Dunia musik jazz Yogyakarta mengalami perubahan arah sejak 2007, momentum perubahan ditandai dengan diadakannya event Ngayogjazz pertama yang digelar di padepokan seni Bagong Kussudiarjo. Apa saja bentuk perubahan yang terjadi dalam dunia musik jazz Jogja? Sebelum membahas mengenai perubahan tersebut, terlebih dahulu kita lihat sekilas sejarah musik jazz Yogyakarta mulai tahun 2000.
Menengok ke Belakang : Jazz Gayeng dan Jogja Jazz Club
Jas Merah! Jangan sekali-kali melupakan sejarah! Itulah pesan presiden pertama Indonesia Soekarno bagi bangsa Indonesia, hal ini juga perlu direfleksikan dalam dunia musik jazz Yogyakarta sekarang ini.

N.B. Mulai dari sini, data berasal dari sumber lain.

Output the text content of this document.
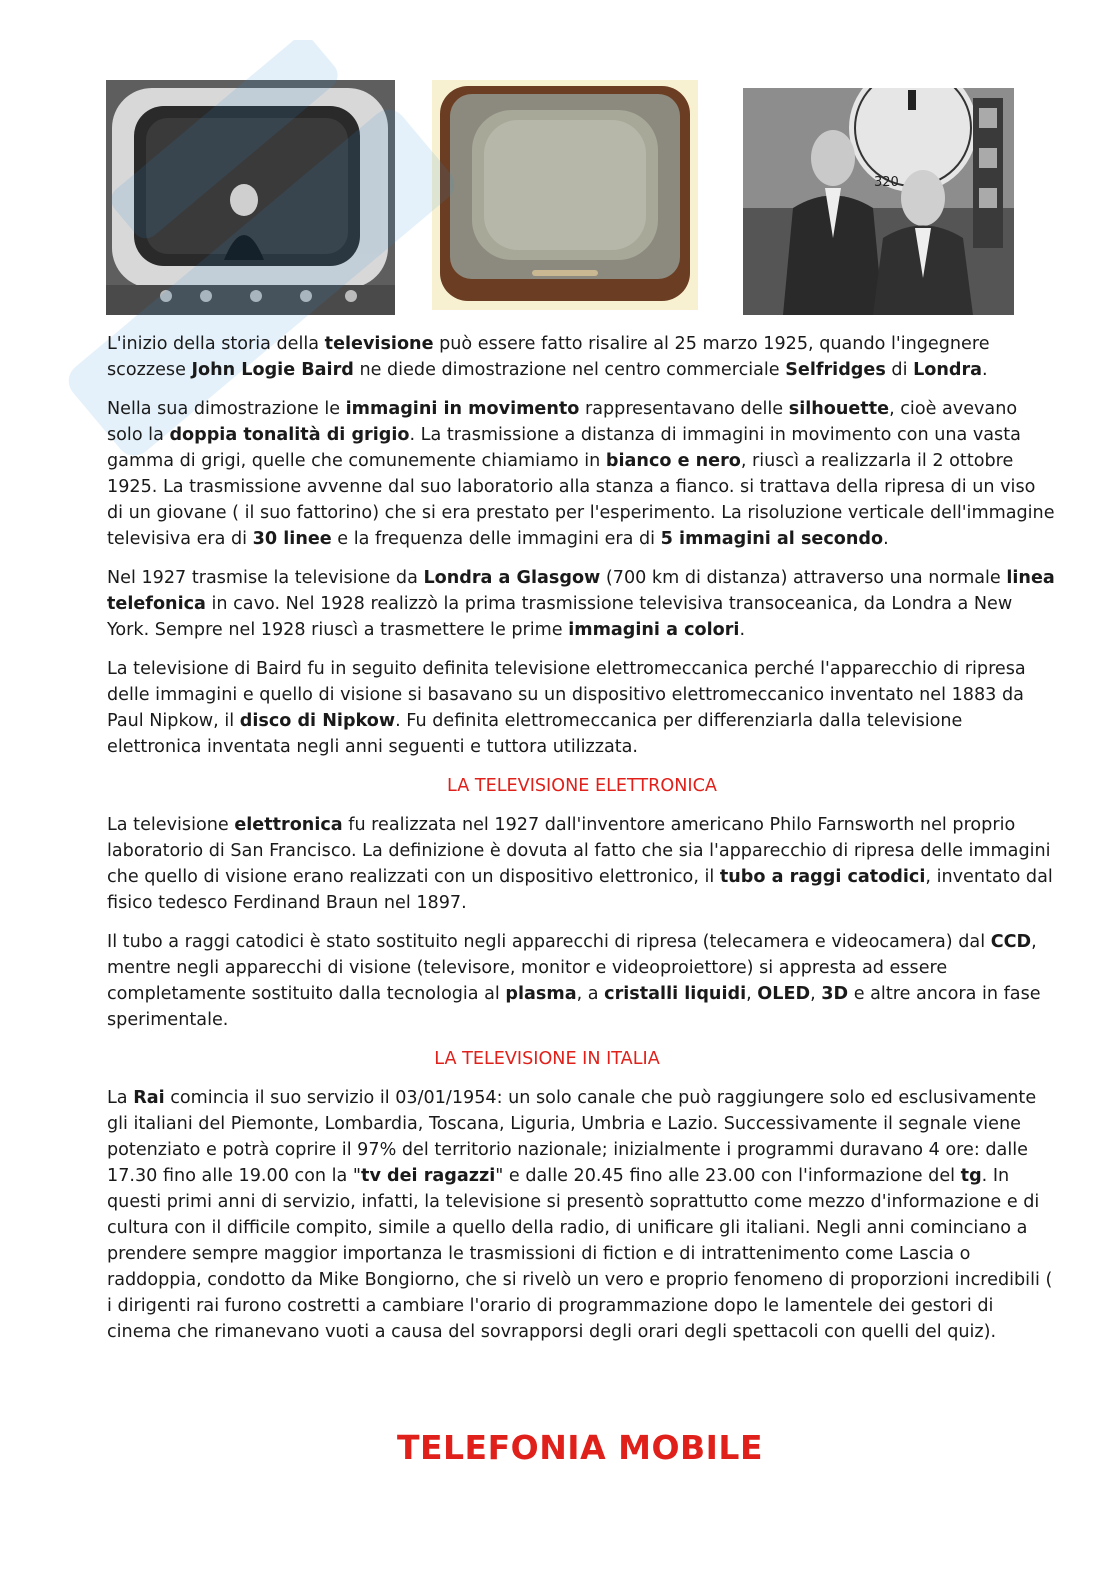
320

L'inizio della storia della televisione può essere fatto risalire al 25 marzo 1925, quando l'ingegnere scozzese John Logie Baird ne diede dimostrazione nel centro commerciale Selfridges di Londra.

Nella sua dimostrazione le immagini in movimento rappresentavano delle silhouette, cioè avevano solo la doppia tonalità di grigio. La trasmissione a distanza di immagini in movimento con una vasta gamma di grigi, quelle che comunemente chiamiamo in bianco e nero, riuscì a realizzarla il 2 ottobre 1925. La trasmissione avvenne dal suo laboratorio alla stanza a fianco. si trattava della ripresa di un viso di un giovane ( il suo fattorino) che si era prestato per l'esperimento. La risoluzione verticale dell'immagine televisiva era di 30 linee e la frequenza delle immagini era di 5 immagini al secondo.

Nel 1927 trasmise la televisione da Londra a Glasgow (700 km di distanza) attraverso una normale linea telefonica in cavo. Nel 1928 realizzò la prima trasmissione televisiva transoceanica, da Londra a New York. Sempre nel 1928 riuscì a trasmettere le prime immagini a colori.

La televisione di Baird fu in seguito definita televisione elettromeccanica perché l'apparecchio di ripresa delle immagini e quello di visione si basavano su un dispositivo elettromeccanico inventato nel 1883 da Paul Nipkow, il disco di Nipkow. Fu definita elettromeccanica per differenziarla dalla televisione elettronica inventata negli anni seguenti e tuttora utilizzata.

LA TELEVISIONE ELETTRONICA

La televisione elettronica fu realizzata nel 1927 dall'inventore americano Philo Farnsworth nel proprio laboratorio di San Francisco. La definizione è dovuta al fatto che sia l'apparecchio di ripresa delle immagini che quello di visione erano realizzati con un dispositivo elettronico, il tubo a raggi catodici, inventato dal fisico tedesco Ferdinand Braun nel 1897.

Il tubo a raggi catodici è stato sostituito negli apparecchi di ripresa (telecamera e videocamera) dal CCD, mentre negli apparecchi di visione (televisore, monitor e videoproiettore) si appresta ad essere completamente sostituito dalla tecnologia al plasma, a cristalli liquidi, OLED, 3D e altre ancora in fase sperimentale.

LA TELEVISIONE IN ITALIA

La Rai comincia il suo servizio il 03/01/1954: un solo canale che può raggiungere solo ed esclusivamente gli italiani del Piemonte, Lombardia, Toscana, Liguria, Umbria e Lazio. Successivamente il segnale viene potenziato e potrà coprire il 97% del territorio nazionale; inizialmente i programmi duravano 4 ore: dalle 17.30 fino alle 19.00 con la "tv dei ragazzi" e dalle 20.45 fino alle 23.00 con l'informazione del tg. In questi primi anni di servizio, infatti, la televisione si presentò soprattutto come mezzo d'informazione e di cultura con il difficile compito, simile a quello della radio, di unificare gli italiani. Negli anni cominciano a prendere sempre maggior importanza le trasmissioni di fiction e di intrattenimento come Lascia o raddoppia, condotto da Mike Bongiorno, che si rivelò un vero e proprio fenomeno di proporzioni incredibili ( i dirigenti rai furono costretti a cambiare l'orario di programmazione dopo le lamentele dei gestori di cinema che rimanevano vuoti a causa del sovrapporsi degli orari degli spettacoli con quelli del quiz).

TELEFONIA MOBILE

Sebelum adanya Ngayogjazz dan juga komunitas Jazz Jogja dengan produknya yaitu jazz mben senen (pasca 2007), dalam scene jazz Jogja dikenal adanya komunitas ”formal dan terorganisir” pertama yang dibentuk pada tahun 2002 yaitu Jogja Jazz Club (JJC). Diprakarsai oleh para personel Tuti ’n friends dan juga wartajazz, komunitas ini merupakan kelanjutan dari festival jazz gayeng yang diadakan tahun 2001. Kegiatan komunitas dilakukan di restoran gadjah wong, mencakup jam session dan juga workshop (www.wartajazz.com). Kegiatan komunitas jazz Jogja pada perkembangannya pindah ke berbagai tempat seperti Shaker, Backyard, Big Belly, D’Click dan sekarang di Bentara Budaya. Jogja Jazz Club kemudian juga mengalami fragmentasi menjadi beberapa komunitas seperti : komunitas Alldint ataupun komunitas Samirono.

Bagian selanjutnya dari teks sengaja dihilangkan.